Schema Stability and Long-Term Usability
GLUE’s core schema is compact, stable, and domain-specific. It is extensible through standard mechanisms that allow new fields, tables, and modules to be introduced without invalidating existing analyses.
The schema functions as a contract: any compatible GLUE instance can interpret the stored data correctly. This supports:
long-lived public resources
reproducible cross-institutional collaboration
local analytical workflows
service-oriented or microservice deployments
Schema stability is central to the longevity of host–virus genomic resources.
Alignments as Persistent Artefacts
In many genomics workflows, multiple sequence alignments are repeatedly regenerated, producing different results as methods or parameters change. In GLUE:
alignments are stored as persistent database objects
alignment rows link sequences to explicit reference coordinate systems
unresolvable regions are recorded explicitly
alignments are reversible rather than destructive
This transforms the alignment from a disposable intermediate into a durable scientific artefact. Alignments can be curated incrementally, compared across versions, and shared between projects using a common reference frame.
Longevity Through Minimal Dependencies
GLUE’s runtime architecture is intentionally constrained:
a Java-based execution engine
a JDBC-accessible relational database
optional interfaces to external tools for alignment, similarity search, and phylogenetic inference
External tools are invoked through well-defined interfaces and are not embedded in the core system. This allows analytical methods to evolve independently of stored data.

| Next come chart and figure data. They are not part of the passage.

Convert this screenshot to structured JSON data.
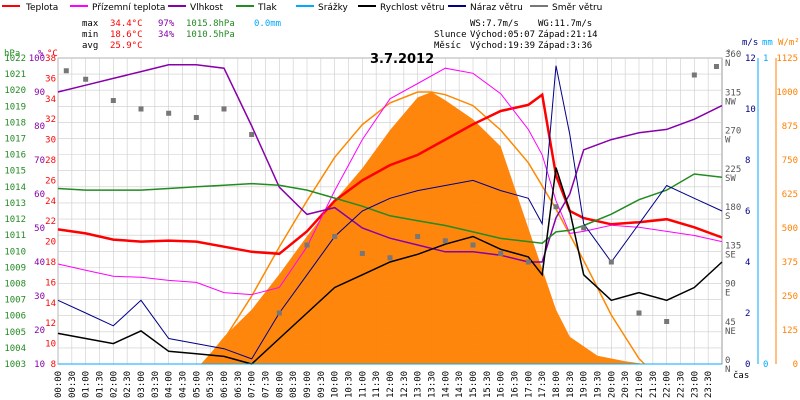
{
  "legend": [
    {
      "label": "Teplota",
      "color": "#ff0000"
    },
    {
      "label": "Přízemní teplota",
      "color": "#ff00ff"
    },
    {
      "label": "Vlhkost",
      "color": "#8800aa"
    },
    {
      "label": "Tlak",
      "color": "#008800"
    },
    {
      "label": "Srážky",
      "color": "#00aaff"
    },
    {
      "label": "Rychlost větru",
      "color": "#000000"
    },
    {
      "label": "Náraz větru",
      "color": "#000088"
    },
    {
      "label": "Směr větru",
      "color": "#777777"
    }
  ],
  "stats": {
    "max_label": "max",
    "max_temp": "34.4°C",
    "max_hum": "97%",
    "max_press": "1015.8hPa",
    "max_rain": "0.0mm",
    "min_label": "min",
    "min_temp": "18.6°C",
    "min_hum": "34%",
    "min_press": "1010.5hPa",
    "avg_label": "avg",
    "avg_temp": "25.9°C"
  },
  "wind_info": {
    "ws": "WS:7.7m/s",
    "wg": "WG:11.7m/s"
  },
  "sun": {
    "label": "Slunce",
    "rise": "Východ:05:07",
    "set": "Západ:21:14"
  },
  "moon": {
    "label": "Měsíc",
    "rise": "Východ:19:39",
    "set": "Západ:3:36"
  },
  "axis_units": {
    "hpa": "hPa",
    "pct": "%",
    "deg": "°C",
    "wind_deg": "°",
    "ms": "m/s",
    "mm": "mm",
    "wm2": "W/m²",
    "time": "čas"
  },
  "colors": {
    "temp": "#ff0000",
    "ground": "#ff00ff",
    "humidity": "#8800aa",
    "pressure": "#228b22",
    "rain": "#00aaff",
    "wind": "#000000",
    "gust": "#000088",
    "direction": "#777777",
    "sun_curve": "#ff8800",
    "solar_fill": "#ff8000",
    "grid": "#cccccc"
  },
  "chart_data": {
    "type": "line",
    "title": "3.7.2012",
    "time_ticks": [
      "00:00",
      "00:30",
      "01:00",
      "01:30",
      "02:00",
      "02:30",
      "03:00",
      "03:30",
      "04:00",
      "04:30",
      "05:00",
      "05:30",
      "06:00",
      "06:30",
      "07:00",
      "07:30",
      "08:00",
      "08:30",
      "09:00",
      "09:30",
      "10:00",
      "10:30",
      "11:00",
      "11:30",
      "12:00",
      "12:30",
      "13:00",
      "13:30",
      "14:00",
      "14:30",
      "15:00",
      "15:30",
      "16:00",
      "16:30",
      "17:00",
      "17:30",
      "18:00",
      "18:30",
      "19:00",
      "19:30",
      "20:00",
      "20:30",
      "21:00",
      "21:30",
      "22:00",
      "22:30",
      "23:00",
      "23:30"
    ],
    "axes": {
      "pressure": {
        "ticks": [
          "1003",
          "1004",
          "1005",
          "1006",
          "1007",
          "1008",
          "1009",
          "1010",
          "1011",
          "1012",
          "1013",
          "1014",
          "1015",
          "1016",
          "1017",
          "1018",
          "1019",
          "1020",
          "1021",
          "1022"
        ],
        "range": [
          1003,
          1022
        ]
      },
      "humidity": {
        "ticks": [
          "10",
          "20",
          "30",
          "40",
          "50",
          "60",
          "70",
          "80",
          "90",
          "100"
        ],
        "range": [
          10,
          100
        ]
      },
      "temperature": {
        "ticks": [
          "8",
          "10",
          "12",
          "14",
          "16",
          "18",
          "20",
          "22",
          "24",
          "26",
          "28",
          "30",
          "32",
          "34",
          "36",
          "38"
        ],
        "range": [
          8,
          38
        ]
      },
      "direction": {
        "ticks": [
          "0",
          "45",
          "90",
          "135",
          "180",
          "225",
          "270",
          "315",
          "360"
        ],
        "labels": [
          "N",
          "NE",
          "E",
          "SE",
          "S",
          "SW",
          "W",
          "NW",
          "N"
        ],
        "range": [
          0,
          360
        ]
      },
      "wind": {
        "ticks": [
          "0",
          "2",
          "4",
          "6",
          "8",
          "10",
          "12"
        ],
        "range": [
          0,
          12
        ]
      },
      "rain": {
        "ticks": [
          "0",
          "1"
        ],
        "range": [
          0,
          1
        ]
      },
      "solar": {
        "ticks": [
          "0",
          "125",
          "250",
          "375",
          "500",
          "625",
          "750",
          "875",
          "1000",
          "1125"
        ],
        "range": [
          0,
          1125
        ]
      }
    },
    "series": [
      {
        "name": "Teplota",
        "axis": "temperature",
        "x": [
          0,
          1,
          2,
          3,
          4,
          5,
          6,
          7,
          8,
          9,
          10,
          11,
          12,
          13,
          14,
          15,
          16,
          17,
          17.5,
          18,
          18.5,
          19,
          20,
          21,
          22,
          23,
          24
        ],
        "values": [
          21.2,
          20.8,
          20.2,
          20.0,
          20.1,
          20.0,
          19.5,
          19.0,
          18.8,
          21.0,
          24.0,
          26.0,
          27.5,
          28.5,
          30.0,
          31.5,
          32.8,
          33.4,
          34.4,
          26.5,
          23.0,
          22.3,
          21.7,
          21.9,
          22.2,
          21.4,
          20.4
        ]
      },
      {
        "name": "Přízemní teplota",
        "axis": "temperature",
        "x": [
          0,
          1,
          2,
          3,
          4,
          5,
          6,
          7,
          8,
          9,
          10,
          11,
          12,
          13,
          14,
          15,
          16,
          17,
          17.5,
          18,
          18.5,
          19,
          20,
          21,
          22,
          23,
          24
        ],
        "values": [
          17.8,
          17.2,
          16.6,
          16.5,
          16.2,
          16.0,
          15.0,
          14.8,
          15.5,
          19.5,
          25.0,
          30.0,
          34.0,
          35.5,
          37.0,
          36.5,
          34.5,
          31.0,
          28.5,
          24.0,
          20.8,
          21.0,
          21.6,
          21.4,
          21.0,
          20.6,
          20.0
        ]
      },
      {
        "name": "Vlhkost",
        "axis": "humidity",
        "x": [
          0,
          1,
          2,
          3,
          4,
          5,
          6,
          7,
          8,
          9,
          10,
          11,
          12,
          13,
          14,
          15,
          16,
          17,
          17.5,
          18,
          18.5,
          19,
          20,
          21,
          22,
          23,
          24
        ],
        "values": [
          90,
          92,
          94,
          96,
          98,
          98,
          97,
          80,
          62,
          54,
          56,
          50,
          47,
          45,
          43,
          43,
          42,
          40,
          40,
          53,
          60,
          73,
          76,
          78,
          79,
          82,
          86
        ]
      },
      {
        "name": "Tlak",
        "axis": "pressure",
        "x": [
          0,
          1,
          2,
          3,
          4,
          5,
          6,
          7,
          8,
          9,
          10,
          11,
          12,
          13,
          14,
          15,
          16,
          17,
          17.5,
          18,
          18.5,
          19,
          20,
          21,
          22,
          23,
          24
        ],
        "values": [
          1013.9,
          1013.8,
          1013.8,
          1013.8,
          1013.9,
          1014.0,
          1014.1,
          1014.2,
          1014.1,
          1013.8,
          1013.3,
          1012.8,
          1012.2,
          1011.9,
          1011.6,
          1011.2,
          1010.8,
          1010.6,
          1010.5,
          1011.2,
          1011.3,
          1011.6,
          1012.3,
          1013.2,
          1013.8,
          1014.8,
          1014.6
        ]
      },
      {
        "name": "Rychlost větru",
        "axis": "wind",
        "x": [
          0,
          1,
          2,
          3,
          4,
          5,
          6,
          7,
          8,
          9,
          10,
          11,
          12,
          13,
          14,
          15,
          16,
          17,
          17.5,
          18,
          18.5,
          19,
          20,
          21,
          22,
          23,
          24
        ],
        "values": [
          1.2,
          1.0,
          0.8,
          1.3,
          0.5,
          0.4,
          0.3,
          0.0,
          1.0,
          2.0,
          3.0,
          3.5,
          4.0,
          4.3,
          4.7,
          5.0,
          4.5,
          4.2,
          3.5,
          7.7,
          6.0,
          3.5,
          2.5,
          2.8,
          2.5,
          3.0,
          4.0
        ]
      },
      {
        "name": "Náraz větru",
        "axis": "wind",
        "x": [
          0,
          1,
          2,
          3,
          4,
          5,
          6,
          7,
          8,
          9,
          10,
          11,
          12,
          13,
          14,
          15,
          16,
          17,
          17.5,
          18,
          18.5,
          19,
          20,
          21,
          22,
          23,
          24
        ],
        "values": [
          2.5,
          2.0,
          1.5,
          2.5,
          1.0,
          0.8,
          0.6,
          0.2,
          2.0,
          3.5,
          5.0,
          6.0,
          6.5,
          6.8,
          7.0,
          7.2,
          6.8,
          6.5,
          5.5,
          11.7,
          9.0,
          5.5,
          4.0,
          5.5,
          7.0,
          6.5,
          6.0
        ]
      },
      {
        "name": "Směr větru",
        "axis": "direction",
        "x": [
          0.3,
          1,
          2,
          3,
          4,
          5,
          6,
          7,
          8,
          9,
          10,
          11,
          12,
          13,
          14,
          15,
          16,
          17,
          18,
          19,
          20,
          21,
          22,
          23,
          23.8
        ],
        "values": [
          345,
          335,
          310,
          300,
          295,
          290,
          300,
          270,
          60,
          140,
          150,
          130,
          125,
          150,
          145,
          140,
          130,
          120,
          185,
          160,
          120,
          60,
          50,
          340,
          350
        ]
      },
      {
        "name": "Srážky",
        "axis": "rain",
        "x": [
          0,
          24
        ],
        "values": [
          0,
          0
        ]
      }
    ],
    "solar_radiation": {
      "axis": "solar",
      "x": [
        5.2,
        6,
        7,
        8,
        9,
        10,
        11,
        12,
        13,
        13.5,
        14,
        15,
        16,
        17,
        18,
        18.5,
        19.5,
        20.5,
        21.2
      ],
      "values": [
        0,
        100,
        200,
        330,
        470,
        600,
        720,
        860,
        980,
        1000,
        970,
        900,
        800,
        500,
        200,
        100,
        30,
        10,
        0
      ]
    },
    "sun_curve": {
      "axis": "solar",
      "x": [
        5.2,
        6,
        7,
        8,
        9,
        10,
        11,
        12,
        13,
        13.5,
        14,
        15,
        16,
        17,
        18,
        19,
        20,
        21,
        21.2
      ],
      "values": [
        0,
        90,
        250,
        430,
        600,
        760,
        880,
        960,
        1000,
        1000,
        990,
        950,
        860,
        740,
        570,
        380,
        180,
        20,
        0
      ]
    }
  }
}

By limiting dependencies to mature, widely supported technologies, GLUE supports service lifetimes measured in decades rather than development cycles.
Scientific Continuity as an Architectural Goal
Many genomics resources are fragile because they treat analytical outputs as ephemeral. GLUE reverses this by embedding scientific context at the data layer:
hypotheses are stored as structured knowledge
alignments are persistent artefacts
metadata relationships are queryable
reference sequences define stable coordinate systems
As a result, projects can survive changes in staff, infrastructure, and analytical practice. New data can be integrated without erasing prior interpretations, and knowledge accumulates rather than being periodically reconstructed.
This is architectural support for scientific continuity.
Summary
Data immutability in GLUE is a response to the structural challenges of host–virus genomics: rapidly expanding datasets, complex evolutionary histories, heterogeneous metadata, and the need for long-lived scientific resources.
By embedding data, hypotheses, and analytical context within a stable relational model, GLUE provides a foundation for durable, reproducible genomic knowledge.
The result is simple but consequential: host–virus genomic knowledge that persists.